Awakening

To say my father loved Jesus
is as wrong as saying he feared him.
To him, Jesus was a landlord,
a creditor, someone owed a debt,
which, left unpaid, would end in pain,

not only justified but welcomed,
insisted upon, and in the great
tradition of the spawn of Yahweh,
pass on to children and their children,
the unwanted and unearned burden of birthright.

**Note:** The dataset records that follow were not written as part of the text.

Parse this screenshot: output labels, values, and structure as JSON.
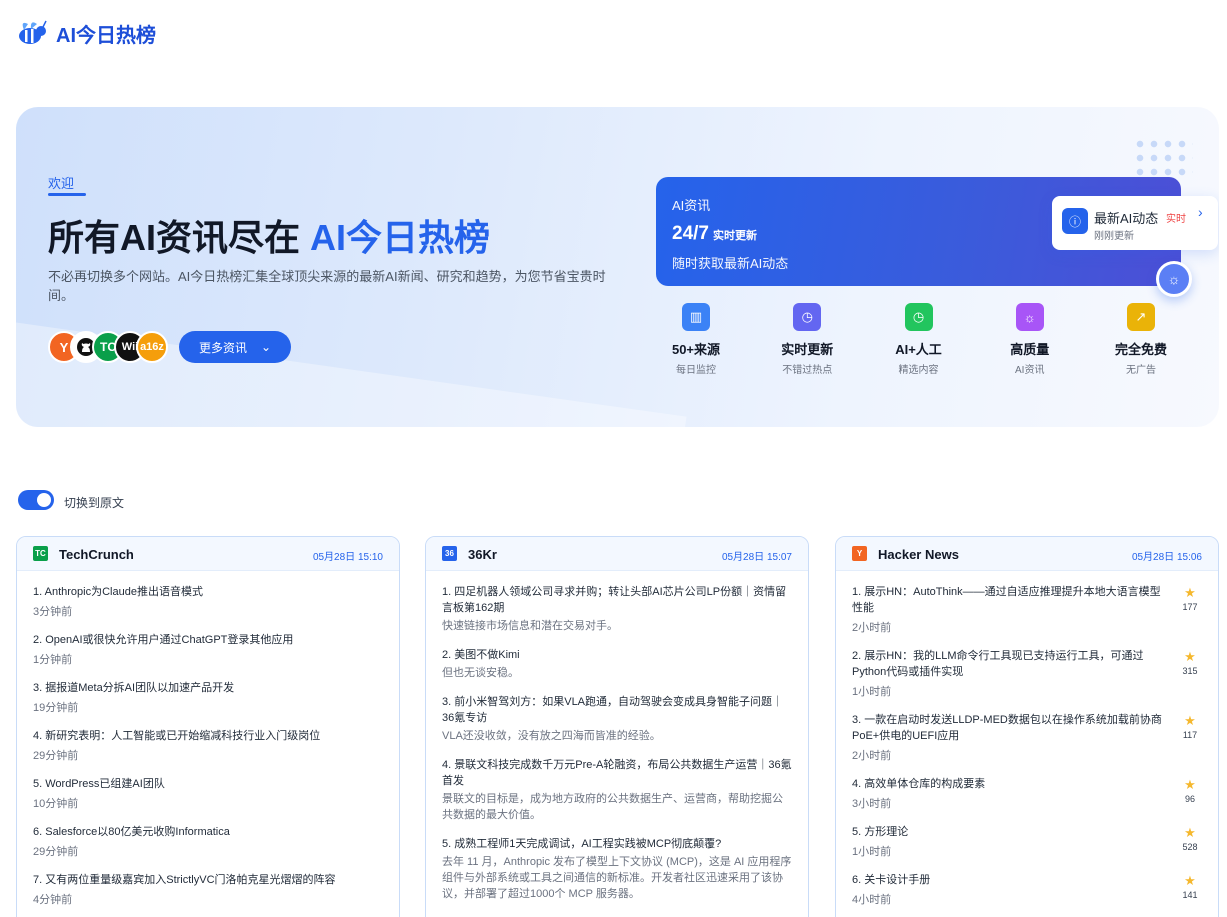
{
  "brand": {
    "name": "AI今日热榜"
  },
  "hero": {
    "welcome": "欢迎",
    "title_prefix": "所有AI资讯尽在 ",
    "title_highlight": "AI今日热榜",
    "description": "不必再切换多个网站。AI今日热榜汇集全球顶尖来源的最新AI新闻、研究和趋势，为您节省宝贵时间。",
    "avatars": [
      "Y",
      "",
      "TC",
      "Wii",
      "a16z"
    ],
    "more_button": "更多资讯",
    "ai_card": {
      "label": "AI资讯",
      "big": "24/7",
      "big_suffix": "实时更新",
      "subtitle": "随时获取最新AI动态"
    },
    "notification": {
      "title": "最新AI动态",
      "badge": "实时",
      "subtitle": "刚刚更新"
    },
    "features": [
      {
        "label": "50+来源",
        "sub": "每日监控",
        "color": "#3b82f6",
        "icon": "chart-icon"
      },
      {
        "label": "实时更新",
        "sub": "不错过热点",
        "color": "#6366f1",
        "icon": "clock-icon"
      },
      {
        "label": "AI+人工",
        "sub": "精选内容",
        "color": "#22c55e",
        "icon": "clock-icon"
      },
      {
        "label": "高质量",
        "sub": "AI资讯",
        "color": "#a855f7",
        "icon": "bulb-icon"
      },
      {
        "label": "完全免费",
        "sub": "无广告",
        "color": "#eab308",
        "icon": "trend-icon"
      }
    ]
  },
  "toggle": {
    "label": "切换到原文"
  },
  "cards": [
    {
      "name": "TechCrunch",
      "logo": "TC",
      "logo_color": "#0a9f4a",
      "time": "05月28日 15:10",
      "items": [
        {
          "title": "1. Anthropic为Claude推出语音模式",
          "time": "3分钟前"
        },
        {
          "title": "2. OpenAI或很快允许用户通过ChatGPT登录其他应用",
          "time": "1分钟前"
        },
        {
          "title": "3. 据报道Meta分拆AI团队以加速产品开发",
          "time": "19分钟前"
        },
        {
          "title": "4. 新研究表明：人工智能或已开始缩减科技行业入门级岗位",
          "time": "29分钟前"
        },
        {
          "title": "5. WordPress已组建AI团队",
          "time": "10分钟前"
        },
        {
          "title": "6. Salesforce以80亿美元收购Informatica",
          "time": "29分钟前"
        },
        {
          "title": "7. 又有两位重量级嘉宾加入StrictlyVC门洛帕克星光熠熠的阵容",
          "time": "4分钟前"
        }
      ]
    },
    {
      "name": "36Kr",
      "logo": "36",
      "logo_color": "#2563eb",
      "time": "05月28日 15:07",
      "items": [
        {
          "title": "1. 四足机器人领域公司寻求并购；转让头部AI芯片公司LP份额｜资情留言板第162期",
          "sub": "快速链接市场信息和潜在交易对手。"
        },
        {
          "title": "2. 美图不做Kimi",
          "sub": "但也无谈安稳。"
        },
        {
          "title": "3. 前小米智驾刘方：如果VLA跑通，自动驾驶会变成具身智能子问题｜36氪专访",
          "sub": "VLA还没收敛，没有放之四海而皆准的经验。"
        },
        {
          "title": "4. 景联文科技完成数千万元Pre-A轮融资，布局公共数据生产运营｜36氪首发",
          "sub": "景联文的目标是，成为地方政府的公共数据生产、运营商，帮助挖掘公共数据的最大价值。"
        },
        {
          "title": "5. 成熟工程师1天完成调试，AI工程实践被MCP彻底颠覆?",
          "sub": "去年 11 月，Anthropic 发布了模型上下文协议 (MCP)，这是 AI 应用程序组件与外部系统或工具之间通信的新标准。开发者社区迅速采用了该协议，并部署了超过1000个 MCP 服务器。"
        }
      ]
    },
    {
      "name": "Hacker News",
      "logo": "Y",
      "logo_color": "#f26522",
      "time": "05月28日 15:06",
      "items": [
        {
          "title": "1. 展示HN：AutoThink——通过自适应推理提升本地大语言模型性能",
          "time": "2小时前",
          "score": "177"
        },
        {
          "title": "2. 展示HN：我的LLM命令行工具现已支持运行工具，可通过Python代码或插件实现",
          "time": "1小时前",
          "score": "315"
        },
        {
          "title": "3. 一款在启动时发送LLDP-MED数据包以在操作系统加载前协商PoE+供电的UEFI应用",
          "time": "2小时前",
          "score": "117"
        },
        {
          "title": "4. 高效单体仓库的构成要素",
          "time": "3小时前",
          "score": "96"
        },
        {
          "title": "5. 方形理论",
          "time": "1小时前",
          "score": "528"
        },
        {
          "title": "6. 关卡设计手册",
          "time": "4小时前",
          "score": "141"
        }
      ]
    }
  ]
}
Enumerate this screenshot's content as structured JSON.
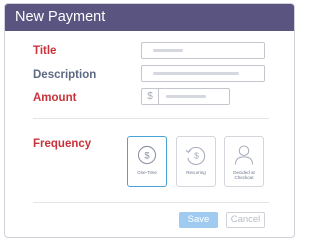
{
  "dialog": {
    "title": "New Payment"
  },
  "form": {
    "title_label": "Title",
    "description_label": "Description",
    "amount_label": "Amount",
    "currency_symbol": "$",
    "frequency_label": "Frequency"
  },
  "frequency_options": [
    {
      "label": "One-Time",
      "icon": "dollar-circle-icon",
      "selected": true
    },
    {
      "label": "Recurring",
      "icon": "recurring-dollar-icon",
      "selected": false
    },
    {
      "label": "Decided at Checkout",
      "icon": "person-icon",
      "selected": false
    }
  ],
  "actions": {
    "save_label": "Save",
    "cancel_label": "Cancel"
  },
  "colors": {
    "header": "#5a5480",
    "required_label": "#c9323a",
    "optional_label": "#5d6882",
    "selected_border": "#4aa3d8",
    "save_button": "#9fcbf0"
  }
}
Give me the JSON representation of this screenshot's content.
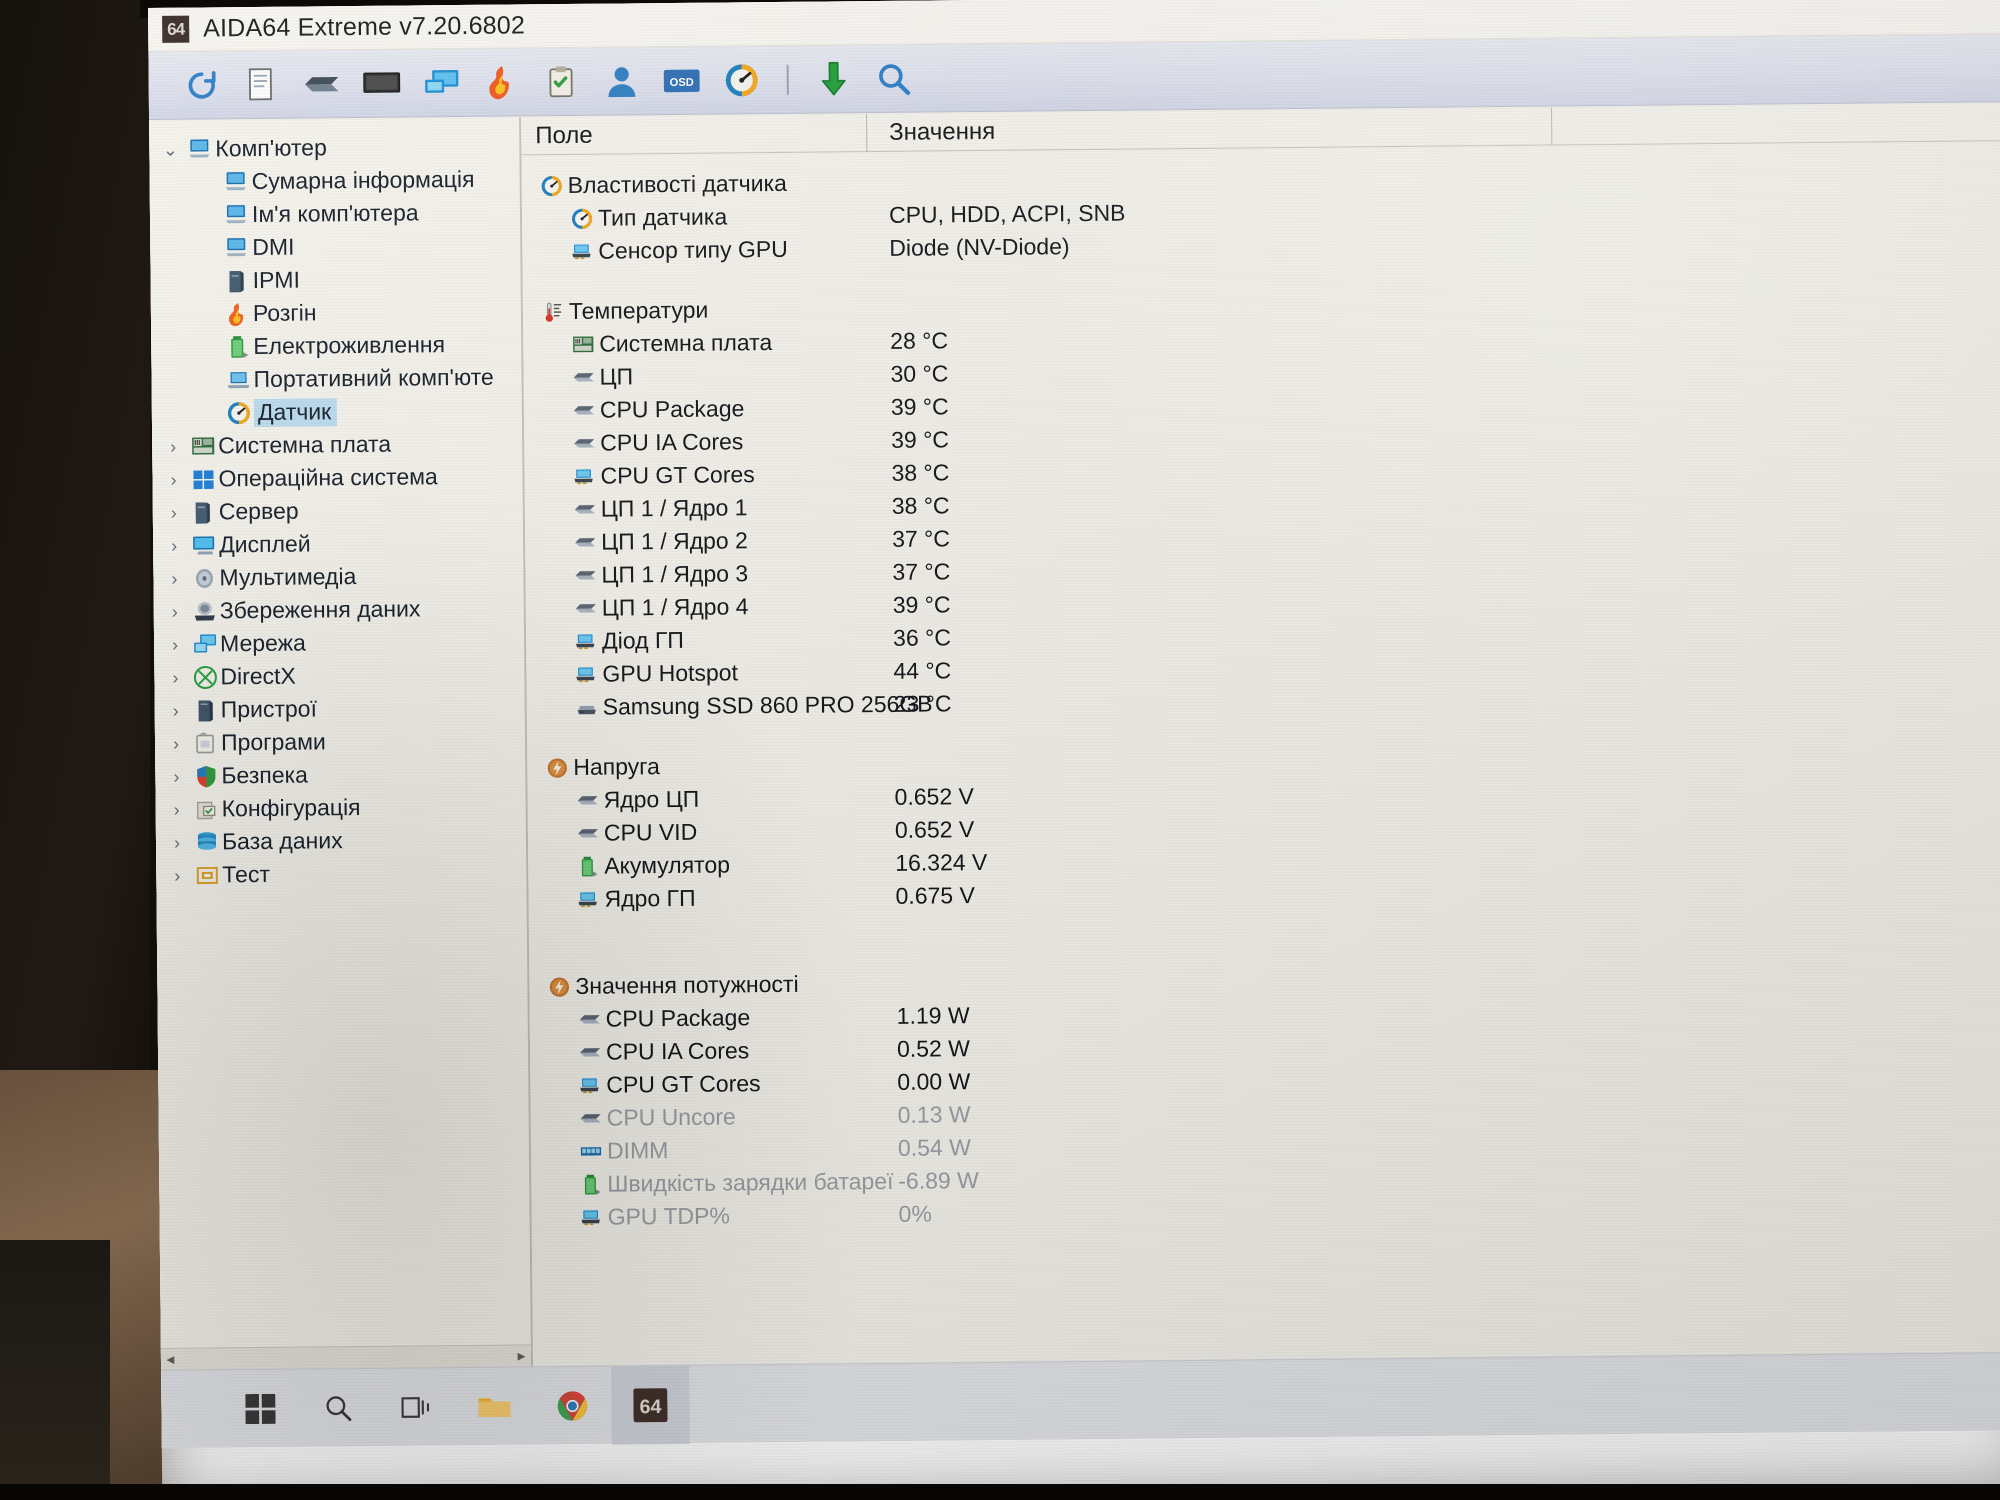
{
  "window": {
    "title": "AIDA64 Extreme v7.20.6802",
    "app_badge": "64"
  },
  "toolbar": {
    "buttons": [
      {
        "name": "refresh-icon",
        "tooltip": "Refresh"
      },
      {
        "name": "report-icon",
        "tooltip": "Report"
      },
      {
        "name": "motherboard-icon",
        "tooltip": "Motherboard"
      },
      {
        "name": "monitor-icon",
        "tooltip": "Display"
      },
      {
        "name": "network-icon",
        "tooltip": "Network"
      },
      {
        "name": "overclock-icon",
        "tooltip": "Overclock"
      },
      {
        "name": "benchmark-icon",
        "tooltip": "Benchmark"
      },
      {
        "name": "user-icon",
        "tooltip": "User"
      },
      {
        "name": "osd-icon",
        "tooltip": "OSD Panel"
      },
      {
        "name": "sensor-icon",
        "tooltip": "Sensor"
      },
      {
        "name": "download-icon",
        "tooltip": "Download"
      },
      {
        "name": "search-icon",
        "tooltip": "Search"
      }
    ],
    "osd_label": "OSD"
  },
  "sidebar": {
    "items": [
      {
        "label": "Комп'ютер",
        "depth": 0,
        "twisty": "open",
        "icon": "computer-icon",
        "selected": false
      },
      {
        "label": "Сумарна інформація",
        "depth": 1,
        "twisty": "none",
        "icon": "computer-icon",
        "selected": false
      },
      {
        "label": "Ім'я комп'ютера",
        "depth": 1,
        "twisty": "none",
        "icon": "computer-icon",
        "selected": false
      },
      {
        "label": "DMI",
        "depth": 1,
        "twisty": "none",
        "icon": "computer-icon",
        "selected": false
      },
      {
        "label": "IPMI",
        "depth": 1,
        "twisty": "none",
        "icon": "server-icon",
        "selected": false
      },
      {
        "label": "Розгін",
        "depth": 1,
        "twisty": "none",
        "icon": "flame-icon",
        "selected": false
      },
      {
        "label": "Електроживлення",
        "depth": 1,
        "twisty": "none",
        "icon": "battery-icon",
        "selected": false
      },
      {
        "label": "Портативний комп'юте",
        "depth": 1,
        "twisty": "none",
        "icon": "laptop-icon",
        "selected": false
      },
      {
        "label": "Датчик",
        "depth": 1,
        "twisty": "none",
        "icon": "gauge-icon",
        "selected": true
      },
      {
        "label": "Системна плата",
        "depth": 0,
        "twisty": "closed",
        "icon": "mainboard-icon",
        "selected": false
      },
      {
        "label": "Операційна система",
        "depth": 0,
        "twisty": "closed",
        "icon": "windows-icon",
        "selected": false
      },
      {
        "label": "Сервер",
        "depth": 0,
        "twisty": "closed",
        "icon": "server-icon",
        "selected": false
      },
      {
        "label": "Дисплей",
        "depth": 0,
        "twisty": "closed",
        "icon": "display-icon",
        "selected": false
      },
      {
        "label": "Мультимедіа",
        "depth": 0,
        "twisty": "closed",
        "icon": "multimedia-icon",
        "selected": false
      },
      {
        "label": "Збереження даних",
        "depth": 0,
        "twisty": "closed",
        "icon": "storage-icon",
        "selected": false
      },
      {
        "label": "Мережа",
        "depth": 0,
        "twisty": "closed",
        "icon": "network2-icon",
        "selected": false
      },
      {
        "label": "DirectX",
        "depth": 0,
        "twisty": "closed",
        "icon": "directx-icon",
        "selected": false
      },
      {
        "label": "Пристрої",
        "depth": 0,
        "twisty": "closed",
        "icon": "devices-icon",
        "selected": false
      },
      {
        "label": "Програми",
        "depth": 0,
        "twisty": "closed",
        "icon": "programs-icon",
        "selected": false
      },
      {
        "label": "Безпека",
        "depth": 0,
        "twisty": "closed",
        "icon": "shield-icon",
        "selected": false
      },
      {
        "label": "Конфігурація",
        "depth": 0,
        "twisty": "closed",
        "icon": "config-icon",
        "selected": false
      },
      {
        "label": "База даних",
        "depth": 0,
        "twisty": "closed",
        "icon": "database-icon",
        "selected": false
      },
      {
        "label": "Тест",
        "depth": 0,
        "twisty": "closed",
        "icon": "test-icon",
        "selected": false
      }
    ],
    "scroll_left_arrow": "◄",
    "scroll_right_arrow": "►"
  },
  "detail": {
    "columns": {
      "field": "Поле",
      "value": "Значення"
    },
    "rows": [
      {
        "type": "group",
        "icon": "gauge-icon",
        "name": "Властивості датчика",
        "value": ""
      },
      {
        "type": "item",
        "icon": "gauge-icon",
        "name": "Тип датчика",
        "value": "CPU, HDD, ACPI, SNB"
      },
      {
        "type": "item",
        "icon": "gpu-icon",
        "name": "Сенсор типу GPU",
        "value": "Diode  (NV-Diode)"
      },
      {
        "type": "spacer"
      },
      {
        "type": "group",
        "icon": "thermometer-icon",
        "name": "Температури",
        "value": ""
      },
      {
        "type": "item",
        "icon": "mainboard-icon",
        "name": "Системна плата",
        "value": "28 °C"
      },
      {
        "type": "item",
        "icon": "chip-icon",
        "name": "ЦП",
        "value": "30 °C"
      },
      {
        "type": "item",
        "icon": "chip-icon",
        "name": "CPU Package",
        "value": "39 °C"
      },
      {
        "type": "item",
        "icon": "chip-icon",
        "name": "CPU IA Cores",
        "value": "39 °C"
      },
      {
        "type": "item",
        "icon": "gpu-icon",
        "name": "CPU GT Cores",
        "value": "38 °C"
      },
      {
        "type": "item",
        "icon": "chip-icon",
        "name": "ЦП 1 / Ядро 1",
        "value": "38 °C"
      },
      {
        "type": "item",
        "icon": "chip-icon",
        "name": "ЦП 1 / Ядро 2",
        "value": "37 °C"
      },
      {
        "type": "item",
        "icon": "chip-icon",
        "name": "ЦП 1 / Ядро 3",
        "value": "37 °C"
      },
      {
        "type": "item",
        "icon": "chip-icon",
        "name": "ЦП 1 / Ядро 4",
        "value": "39 °C"
      },
      {
        "type": "item",
        "icon": "gpu-icon",
        "name": "Діод ГП",
        "value": "36 °C"
      },
      {
        "type": "item",
        "icon": "gpu-icon",
        "name": "GPU Hotspot",
        "value": "44 °C"
      },
      {
        "type": "item",
        "icon": "disk-icon",
        "name": "Samsung SSD 860 PRO 256GB",
        "value": "23 °C",
        "wide": true
      },
      {
        "type": "spacer"
      },
      {
        "type": "group",
        "icon": "voltage-icon",
        "name": "Напруга",
        "value": ""
      },
      {
        "type": "item",
        "icon": "chip-icon",
        "name": "Ядро ЦП",
        "value": "0.652 V"
      },
      {
        "type": "item",
        "icon": "chip-icon",
        "name": "CPU VID",
        "value": "0.652 V"
      },
      {
        "type": "item",
        "icon": "battery-icon",
        "name": "Акумулятор",
        "value": "16.324 V"
      },
      {
        "type": "item",
        "icon": "gpu-icon",
        "name": "Ядро ГП",
        "value": "0.675 V"
      },
      {
        "type": "spacer"
      },
      {
        "type": "spacer"
      },
      {
        "type": "group",
        "icon": "voltage-icon",
        "name": "Значення потужності",
        "value": ""
      },
      {
        "type": "item",
        "icon": "chip-icon",
        "name": "CPU Package",
        "value": "1.19 W"
      },
      {
        "type": "item",
        "icon": "chip-icon",
        "name": "CPU IA Cores",
        "value": "0.52 W"
      },
      {
        "type": "item",
        "icon": "gpu-icon",
        "name": "CPU GT Cores",
        "value": "0.00 W"
      },
      {
        "type": "item",
        "icon": "chip-icon",
        "name": "CPU Uncore",
        "value": "0.13 W",
        "dim": true
      },
      {
        "type": "item",
        "icon": "dimm-icon",
        "name": "DIMM",
        "value": "0.54 W",
        "dim": true
      },
      {
        "type": "item",
        "icon": "battery-icon",
        "name": "Швидкість зарядки батареї",
        "value": "-6.89 W",
        "dim": true,
        "wide": true
      },
      {
        "type": "item",
        "icon": "gpu-icon",
        "name": "GPU TDP%",
        "value": "0%",
        "dim": true
      }
    ]
  },
  "taskbar": {
    "items": [
      {
        "name": "start-button",
        "label": ""
      },
      {
        "name": "search-taskbar-icon",
        "label": ""
      },
      {
        "name": "task-view-icon",
        "label": ""
      },
      {
        "name": "file-explorer-icon",
        "label": ""
      },
      {
        "name": "chrome-icon",
        "label": ""
      },
      {
        "name": "aida64-taskbar-icon",
        "label": "64"
      }
    ]
  },
  "colors": {
    "selection": "#bcddf0",
    "toolbar_top": "#e6e8f0",
    "window_bg": "#f3f1ea"
  }
}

Good morning, says the baptist, and
slaps you on the butt. It’s time
to be fitted for your chains.

Like me, the day

Like me, the day resembles an empty vessel,
empty of all that radiates outward,
all that intends malice or desire,
that winks a hundred wishes onward,
holding only God accountable,
leaving any sense behind,

out where there is no boundary,
where edge melts into center,
where all becomes nothing,
where stellar wind washes light
from the first Nothing screamed aloud,

down to the yearning of stars to be born,
to the thin layer of life
astride the cosmos.

All there is

Is it possible to add anything
to a life, to ensure no alley
is left unexplored, no mystery
unexplained, no new device,

no diversion, no distraction
to hurry us along toward
the end of it all, the last
deceit, the final jest?

Shall we die wishing for one more
object, a last lunch, an unread memo?
Shall we panic at the end, unready,
as if no one had told us about this?